Surviving military man, the author of a video about 102 prisoners who disappeared in the war, went through torture in the basement and told about the fate of his colleagues. He deserted from the Russian Armed Forces and is in hiding. The military police came to his registered address and pepper-sprayed the door.
In October 2024, ASTRA reported 102 missing out of 108 prisoners who had signed a contract with military unit 40463 in the Volgograd region. They were all sent to the Luhansk region of Ukraine. On the way, a prisoner with the call sign “Simon” (Aram Simonyan) recorded a video with the military. A year later, he contacted the editorial office, telling details about the disappearance of colleagues, torture in the basement and escape from the front.
“I saw your video. How are they missing? They are dead, specifically dead after the shelling. They can’t be missing in any way, as we pointed out to the commanders that one and the other had died there. But the management didn’t care, and because we talked a lot, we were tortured and beaten,” says Simonyan.
According to 39-year-old Simonyan, he was sent to a penal colony for driving cars for hire, in one of which drugs were found. The man received 9 years in prison. He contracted hepatitis while still in jail, and in 2023 he was admitted to IK-24 in the Volgograd region. There, on April 22, 2024, Simonyan signed a contract with the Ministry of Defense of the Russian Federation, and on April 24, along with about 110 other prisoners, he was sent to Volgograd. They took away all their bank cards, phones, passports, and gave them only a copy of their military ID. So on May 5, he found himself in a position in a cave on the border of Luhansk and Donetsk regions. From there, two groups of 8 people on two infantry fighting vehicles went on a combat mission to Berestovoe.



“They [the Ukrainian Armed Forces] stopped infantry fighting vehicles with artillery, and the infantry were hit with FPV drones. The battalion commander told us: “Fuck you, f***ing meat, f***ing prisoners, you’re all going to die here.” I got up in response and replied that I wasn’t going to die here. For this, they immediately sent me to the assault. I said that I would not be able to navigate, my eyesight was bad, I was not a military man, the task was impossible. They knocked out a tooth, broke two ribs and threw me into a pit, there are living eyewitnesses to all this. They fired a burst at my feet,” Simonyan says.
The man was held in a pit at the “poultry house” near Berestov, where a commander from the Rostov region with the call sign “Kasper” “discharged stun guns on me.” Then Simonyan was imprisoned for 10 days in the basement of a dilapidated three-story house near Kamyshevakha. According to him, the battalion commander of the first penal division, Alexei Korchagin, with the call sign “Cap,” shot people. He is suspected in the killing of Russian soldiers and torture. In the summer of 2024, Simonyan was wounded twice in the leg and arm. After being discharged from the hospital, his leave was extended for 45 days, but the commanders of “Zhadny” and “Zolotoy” did not believe this, began threatening to kill hin and declared Simonyan in the SOCH (unauthorized abandonment of the unit, — ed.).

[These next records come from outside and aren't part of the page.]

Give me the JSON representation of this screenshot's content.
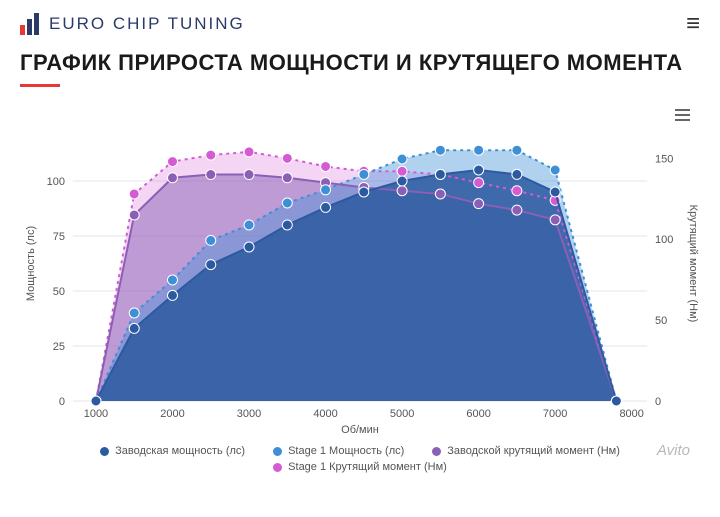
{
  "header": {
    "brand": "EURO CHIP TUNING"
  },
  "page": {
    "title": "ГРАФИК ПРИРОСТА МОЩНОСТИ И КРУТЯЩЕГО МОМЕНТА",
    "underline_color": "#e53935"
  },
  "watermark": "Avito",
  "chart": {
    "type": "line-area-dual-axis",
    "background_color": "#ffffff",
    "grid_color": "#e5e5e5",
    "axis_text_color": "#555555",
    "x_axis": {
      "label": "Об/мин",
      "ticks": [
        1000,
        2000,
        3000,
        4000,
        5000,
        6000,
        7000,
        8000
      ],
      "min": 700,
      "max": 8200
    },
    "y_left": {
      "label": "Мощность (лс)",
      "ticks": [
        0,
        25,
        50,
        75,
        100
      ],
      "min": 0,
      "max": 125
    },
    "y_right": {
      "label": "Крутящий момент (Нм)",
      "ticks": [
        0,
        50,
        100,
        150
      ],
      "min": 0,
      "max": 170
    },
    "series": [
      {
        "id": "power_stock",
        "legend": "Заводская мощность (лс)",
        "color": "#2c5aa0",
        "fill": "#2c5aa0",
        "fill_opacity": 0.85,
        "line_style": "solid",
        "marker": "circle",
        "marker_size": 5,
        "axis": "left",
        "x": [
          1000,
          1500,
          2000,
          2500,
          3000,
          3500,
          4000,
          4500,
          5000,
          5500,
          6000,
          6500,
          7000,
          7800
        ],
        "y": [
          0,
          33,
          48,
          62,
          70,
          80,
          88,
          95,
          100,
          103,
          105,
          103,
          95,
          0
        ]
      },
      {
        "id": "power_stage1",
        "legend": "Stage 1 Мощность (лс)",
        "color": "#3d8fd6",
        "fill": "#3d8fd6",
        "fill_opacity": 0.4,
        "line_style": "dotted",
        "marker": "circle",
        "marker_size": 5,
        "axis": "left",
        "x": [
          1000,
          1500,
          2000,
          2500,
          3000,
          3500,
          4000,
          4500,
          5000,
          5500,
          6000,
          6500,
          7000,
          7800
        ],
        "y": [
          0,
          40,
          55,
          73,
          80,
          90,
          96,
          103,
          110,
          114,
          114,
          114,
          105,
          0
        ]
      },
      {
        "id": "torque_stock",
        "legend": "Заводской крутящий момент (Нм)",
        "color": "#8a5fb5",
        "fill": "#8a5fb5",
        "fill_opacity": 0.5,
        "line_style": "solid",
        "marker": "circle",
        "marker_size": 5,
        "axis": "right",
        "x": [
          1000,
          1500,
          2000,
          2500,
          3000,
          3500,
          4000,
          4500,
          5000,
          5500,
          6000,
          6500,
          7000,
          7800
        ],
        "y": [
          0,
          115,
          138,
          140,
          140,
          138,
          135,
          132,
          130,
          128,
          122,
          118,
          112,
          0
        ]
      },
      {
        "id": "torque_stage1",
        "legend": "Stage 1 Крутящий момент (Нм)",
        "color": "#d45bd4",
        "fill": "#d45bd4",
        "fill_opacity": 0.25,
        "line_style": "dotted",
        "marker": "circle",
        "marker_size": 5,
        "axis": "right",
        "x": [
          1000,
          1500,
          2000,
          2500,
          3000,
          3500,
          4000,
          4500,
          5000,
          5500,
          6000,
          6500,
          7000,
          7800
        ],
        "y": [
          0,
          128,
          148,
          152,
          154,
          150,
          145,
          142,
          142,
          140,
          135,
          130,
          124,
          0
        ]
      }
    ]
  }
}
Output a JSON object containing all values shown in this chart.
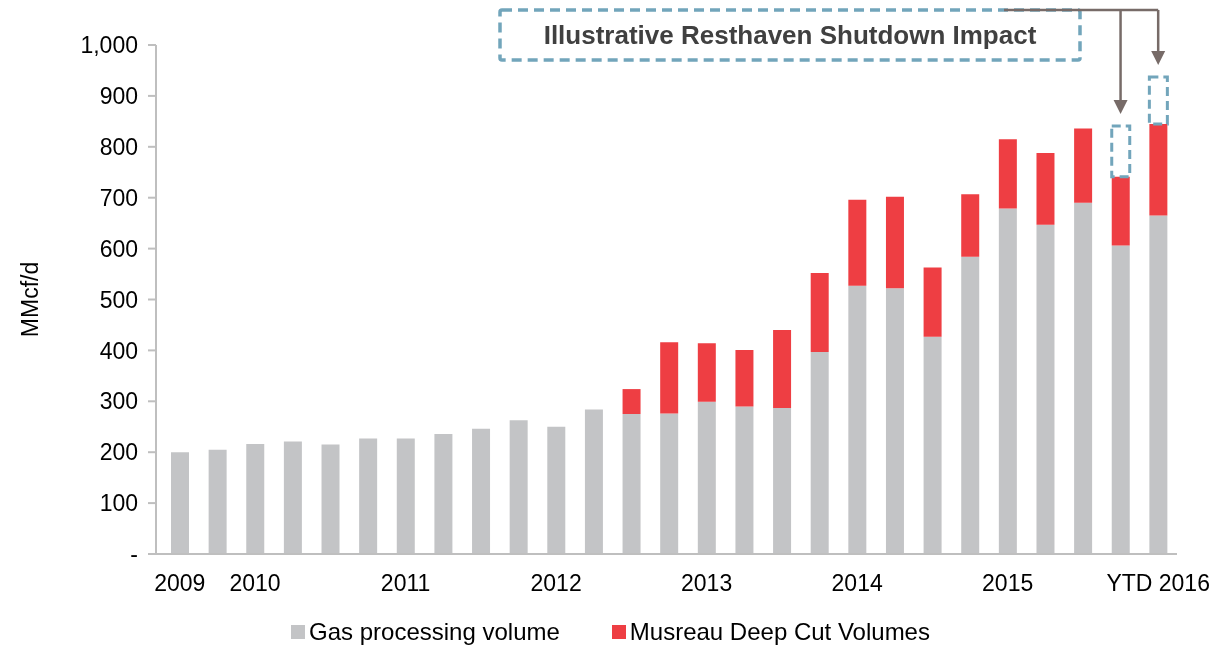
{
  "chart_data": {
    "type": "bar",
    "stacked": true,
    "ylabel": "MMcf/d",
    "categories": [
      "2009",
      null,
      "2010",
      null,
      null,
      null,
      "2011",
      null,
      null,
      null,
      "2012",
      null,
      null,
      null,
      "2013",
      null,
      null,
      null,
      "2014",
      null,
      null,
      null,
      "2015",
      null,
      null,
      null,
      "YTD 2016"
    ],
    "series": [
      {
        "name": "Gas processing volume",
        "color": "#c3c4c6",
        "values": [
          200,
          205,
          216,
          221,
          215,
          227,
          227,
          236,
          246,
          263,
          250,
          284,
          275,
          276,
          299,
          290,
          287,
          397,
          527,
          522,
          427,
          584,
          679,
          647,
          690,
          606,
          665
        ]
      },
      {
        "name": "Musreau Deep Cut Volumes",
        "color": "#ee3e43",
        "values": [
          null,
          null,
          null,
          null,
          null,
          null,
          null,
          null,
          null,
          null,
          null,
          null,
          49,
          140,
          115,
          111,
          153,
          155,
          169,
          180,
          136,
          123,
          136,
          141,
          146,
          135,
          180
        ]
      },
      {
        "color": "#72a5bb",
        "line_style": "dashed",
        "values": [
          null,
          null,
          null,
          null,
          null,
          null,
          null,
          null,
          null,
          null,
          null,
          null,
          null,
          null,
          null,
          null,
          null,
          null,
          null,
          null,
          null,
          null,
          null,
          null,
          null,
          100,
          92
        ]
      }
    ],
    "ylim": [
      0,
      1000
    ],
    "yticks": [
      {
        "value": 0,
        "label": "-"
      },
      100,
      200,
      300,
      400,
      500,
      600,
      700,
      800,
      900,
      {
        "value": 1000,
        "label": "1,000"
      }
    ],
    "legend": "bottom",
    "annotations": [
      "Illustrative Resthaven Shutdown Impact"
    ]
  }
}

After that, the military police came to Simonyan’s apartment in Pyatigorsk, trying to get him out of there. The apartment itself belongs to Simonyan’s sister, who has been living in the United States for several years and rents a place to her friend. As a result, surveillance cameras caught the moment when poliean sprays liquid from a pepper spray bottle on the door. Simonyan says that the tenant who came home from work after that suffered burns to her hands and face when she tried to enter the house.